Un autre sujet à inquiétude est l’accroissement du nombre d’étudiants, qui est passé de plus de 50 000 à près de 70 000. Où vont s’asseoir toutes ces têtes en quête de savoir ? C’est vrai que sept pavillons sont prévus pour augmenter les infrastructures des différentes universités publiques du Burkina, mais sera-ce suffisant ? Il est vrai qu’actuellement les étudiants emploient leur énergie à se taper dessus (récents affrontements entre étudiants de deux syndicats différents à Koudougou), oubliant grève et siting, mais quand ils se rappelleront de l’administration et qu’ils trouvent que le ferment de leur aigreur (salles insuffisantes, prendre cours assis sur brique, retard académique, etc.) n’a pas été « désamorcé », ils risquent de ne pas apprécier.
Renouer avec le peuple, le vrai challenge
« La justice sera appliquée dans toute sa rigueur aux auteurs et aux commanditaires de ces tristes évènements », c’est ainsi que Luc Adolphe Tiao a dressé le scénario de l’épilogue du massacre à Guénon.
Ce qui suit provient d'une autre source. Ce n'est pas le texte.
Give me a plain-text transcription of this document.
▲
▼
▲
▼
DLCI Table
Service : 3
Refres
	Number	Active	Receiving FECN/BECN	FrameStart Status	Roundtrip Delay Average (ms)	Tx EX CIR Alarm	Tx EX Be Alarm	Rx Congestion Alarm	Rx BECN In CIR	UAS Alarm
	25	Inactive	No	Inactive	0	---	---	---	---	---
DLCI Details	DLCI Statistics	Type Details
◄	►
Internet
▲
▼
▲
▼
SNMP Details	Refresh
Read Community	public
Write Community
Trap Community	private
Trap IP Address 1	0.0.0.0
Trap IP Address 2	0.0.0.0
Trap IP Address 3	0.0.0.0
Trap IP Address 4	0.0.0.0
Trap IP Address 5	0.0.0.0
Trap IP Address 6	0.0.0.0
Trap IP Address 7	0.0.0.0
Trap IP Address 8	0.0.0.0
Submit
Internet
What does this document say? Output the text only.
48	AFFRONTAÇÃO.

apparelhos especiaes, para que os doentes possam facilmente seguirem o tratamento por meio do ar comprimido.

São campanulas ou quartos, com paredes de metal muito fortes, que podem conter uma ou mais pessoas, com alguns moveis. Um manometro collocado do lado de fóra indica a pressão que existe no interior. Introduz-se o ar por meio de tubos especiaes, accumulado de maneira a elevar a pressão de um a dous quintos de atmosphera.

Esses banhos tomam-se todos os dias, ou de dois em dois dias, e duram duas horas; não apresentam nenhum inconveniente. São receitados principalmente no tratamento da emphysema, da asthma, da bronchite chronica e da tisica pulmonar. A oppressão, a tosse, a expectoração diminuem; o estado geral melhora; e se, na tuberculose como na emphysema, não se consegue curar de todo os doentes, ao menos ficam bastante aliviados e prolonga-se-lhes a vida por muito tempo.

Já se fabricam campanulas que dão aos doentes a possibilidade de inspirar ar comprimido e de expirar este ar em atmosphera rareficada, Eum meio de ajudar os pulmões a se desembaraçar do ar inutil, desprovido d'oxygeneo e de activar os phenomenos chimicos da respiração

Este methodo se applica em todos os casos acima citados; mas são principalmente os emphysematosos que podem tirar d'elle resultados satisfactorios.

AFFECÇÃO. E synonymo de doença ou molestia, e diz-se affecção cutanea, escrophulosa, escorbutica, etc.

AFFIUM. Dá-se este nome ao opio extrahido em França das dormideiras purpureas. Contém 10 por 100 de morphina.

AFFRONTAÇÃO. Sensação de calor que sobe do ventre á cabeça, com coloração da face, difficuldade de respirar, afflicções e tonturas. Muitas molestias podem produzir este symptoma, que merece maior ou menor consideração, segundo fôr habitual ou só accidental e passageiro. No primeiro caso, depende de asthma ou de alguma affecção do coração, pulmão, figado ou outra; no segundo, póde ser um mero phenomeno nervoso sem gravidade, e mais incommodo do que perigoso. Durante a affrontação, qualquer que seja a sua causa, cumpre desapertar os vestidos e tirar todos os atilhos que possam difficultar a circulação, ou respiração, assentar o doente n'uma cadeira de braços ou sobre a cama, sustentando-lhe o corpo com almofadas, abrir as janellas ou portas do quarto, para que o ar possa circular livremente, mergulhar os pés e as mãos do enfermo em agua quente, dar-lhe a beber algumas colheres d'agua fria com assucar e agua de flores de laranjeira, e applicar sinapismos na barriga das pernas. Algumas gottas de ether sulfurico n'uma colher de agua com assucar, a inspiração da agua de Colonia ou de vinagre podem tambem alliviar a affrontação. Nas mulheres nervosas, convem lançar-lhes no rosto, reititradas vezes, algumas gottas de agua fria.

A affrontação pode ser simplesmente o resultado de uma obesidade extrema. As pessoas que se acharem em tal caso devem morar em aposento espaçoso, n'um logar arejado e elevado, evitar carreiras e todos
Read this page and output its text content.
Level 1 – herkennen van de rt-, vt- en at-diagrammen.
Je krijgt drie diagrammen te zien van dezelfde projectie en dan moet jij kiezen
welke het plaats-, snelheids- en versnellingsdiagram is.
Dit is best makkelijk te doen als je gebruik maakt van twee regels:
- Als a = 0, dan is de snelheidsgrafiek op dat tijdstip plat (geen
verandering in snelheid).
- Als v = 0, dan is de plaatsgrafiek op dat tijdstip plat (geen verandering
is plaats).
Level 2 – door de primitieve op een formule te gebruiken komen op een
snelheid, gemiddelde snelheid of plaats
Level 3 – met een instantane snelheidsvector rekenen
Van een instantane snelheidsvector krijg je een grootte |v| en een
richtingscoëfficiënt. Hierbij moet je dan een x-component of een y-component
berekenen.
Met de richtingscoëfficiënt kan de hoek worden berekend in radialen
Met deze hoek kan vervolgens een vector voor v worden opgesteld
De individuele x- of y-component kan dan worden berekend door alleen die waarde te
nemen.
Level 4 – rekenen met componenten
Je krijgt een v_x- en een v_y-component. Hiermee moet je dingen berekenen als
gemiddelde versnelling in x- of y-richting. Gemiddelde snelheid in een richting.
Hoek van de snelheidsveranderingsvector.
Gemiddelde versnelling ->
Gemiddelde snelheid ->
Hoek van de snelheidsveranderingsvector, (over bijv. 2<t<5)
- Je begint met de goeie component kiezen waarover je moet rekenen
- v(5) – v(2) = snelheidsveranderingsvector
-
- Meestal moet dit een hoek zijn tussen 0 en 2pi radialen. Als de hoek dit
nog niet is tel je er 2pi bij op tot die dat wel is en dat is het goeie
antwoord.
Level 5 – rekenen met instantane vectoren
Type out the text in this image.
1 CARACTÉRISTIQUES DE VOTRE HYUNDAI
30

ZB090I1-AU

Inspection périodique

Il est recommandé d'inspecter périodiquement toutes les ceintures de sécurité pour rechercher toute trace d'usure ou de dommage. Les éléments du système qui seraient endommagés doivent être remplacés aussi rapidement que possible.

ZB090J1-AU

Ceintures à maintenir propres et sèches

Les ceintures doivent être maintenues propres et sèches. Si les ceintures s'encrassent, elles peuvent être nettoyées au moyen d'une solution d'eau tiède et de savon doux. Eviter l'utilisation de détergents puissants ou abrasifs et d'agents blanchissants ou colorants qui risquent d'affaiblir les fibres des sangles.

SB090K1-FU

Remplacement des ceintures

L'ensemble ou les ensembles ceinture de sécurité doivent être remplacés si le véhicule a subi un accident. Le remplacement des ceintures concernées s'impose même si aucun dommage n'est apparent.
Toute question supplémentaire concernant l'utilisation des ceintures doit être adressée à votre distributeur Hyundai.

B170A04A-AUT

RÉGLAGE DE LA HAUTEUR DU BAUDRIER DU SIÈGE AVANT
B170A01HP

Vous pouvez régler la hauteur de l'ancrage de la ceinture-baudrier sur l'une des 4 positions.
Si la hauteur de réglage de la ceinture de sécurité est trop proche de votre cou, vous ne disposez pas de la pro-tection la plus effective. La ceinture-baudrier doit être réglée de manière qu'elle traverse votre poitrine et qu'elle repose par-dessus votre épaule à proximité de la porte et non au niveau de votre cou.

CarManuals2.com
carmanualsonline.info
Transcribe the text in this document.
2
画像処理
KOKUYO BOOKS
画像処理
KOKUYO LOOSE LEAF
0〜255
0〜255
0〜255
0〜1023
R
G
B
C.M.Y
Très-bien si la justice sera appliquée. Mais on ne peut s’empêcher de se poser des questions. Est-ce des policiers et des gendarmes qui procéderont aux arrestations comme il est certain qu’il n’en manquera pas ? Dans ce cas, n’est-ce pas ces mêmes forces de l’ordre, qui par peur de représailles tant de la part des populations que de l’Etat, ont préféré croiser les bras et regarder les gens se massacrer ? N’auront-ils pas peur encore de ces mêmes représailles pour accompagner la justice ?
A moins que, et c’est là que commencent les bonnes nouvelles du discours deTiao, que l’Etat ait enfin décidé de reprendre son autorité et de redonner confiance aux forces de sécurité qui ont actuellement le sort d’un nouveau-né dont on a brusquement arraché les vêtements et posé sur un arbre esseulé dans une froide nuit de décembre. Si tel est le cas, on peut s’en féliciter, tout en espérant néanmoins que le député Etienne Traoré n’aura pas dit vrai lorsqu’il a expliqué à Tiao que le régime auquel il appartient ne fait de concessions que quand il est aux abois et renoue avec ses habitudes quand il reprend la main.
Mais cette reprise de la main peut … prendre du temps. L’incivisme, les Burkinabè qui se prennent pour des magistrats et cette confiance qui est brisée entre les populations et les institutions, il faudra plus qu’un appel à la responsabilité pour les ramener dans le passé. Au-delà de tout, on peut dire que c’est le noyau de la masse de défis qui se dresse devant Luc Adolphe Tiao.
Fusible crédible peut ne pas faire long feu
En attendant, on peut concéder au Premier ministre que la SCADD est presque bouclée en ce qui concerne son volet financier, que le secteur minier apporte de l’argent au pays, même si la conviction demeure qu’il peut en apporter beaucoup plus et que notre sous-sol est en train d’être pillé, et que des efforts ont été fournis pour désagréger un peu l’iceberg de mécontentement qui a jailli des conséquences des mutineries de 2011.
Les défis restent énormes pour Tiao et son gouvernement. Mais il a l’avantage de jouir d’une crédibilité que ses prédécesseurs n’avaient certainement pas. Une crédibilité qui peut se vérifier à travers le député Norbert Michel Tiendrébeogo, qu’on sait spécialiste des tirs de bois verts et pas mûrs contre le régime, mais qui a étonné le 29 mars dernier. « Bien que je sois de l’opposition, (…) je vous souhaite beaucoup de courage », a-t-il dit sans un brin d’ironie. Du courage, il en faut au Premier ministre et son gouvernement et on ne peut que souhaiter qu’en mars 2013 il puisse dire qu’il a réussi à évacuer une bonne partie de la tension. A condition bien-sûr qu’il n’ait pas sauté d’ici-là. On espère bien que non.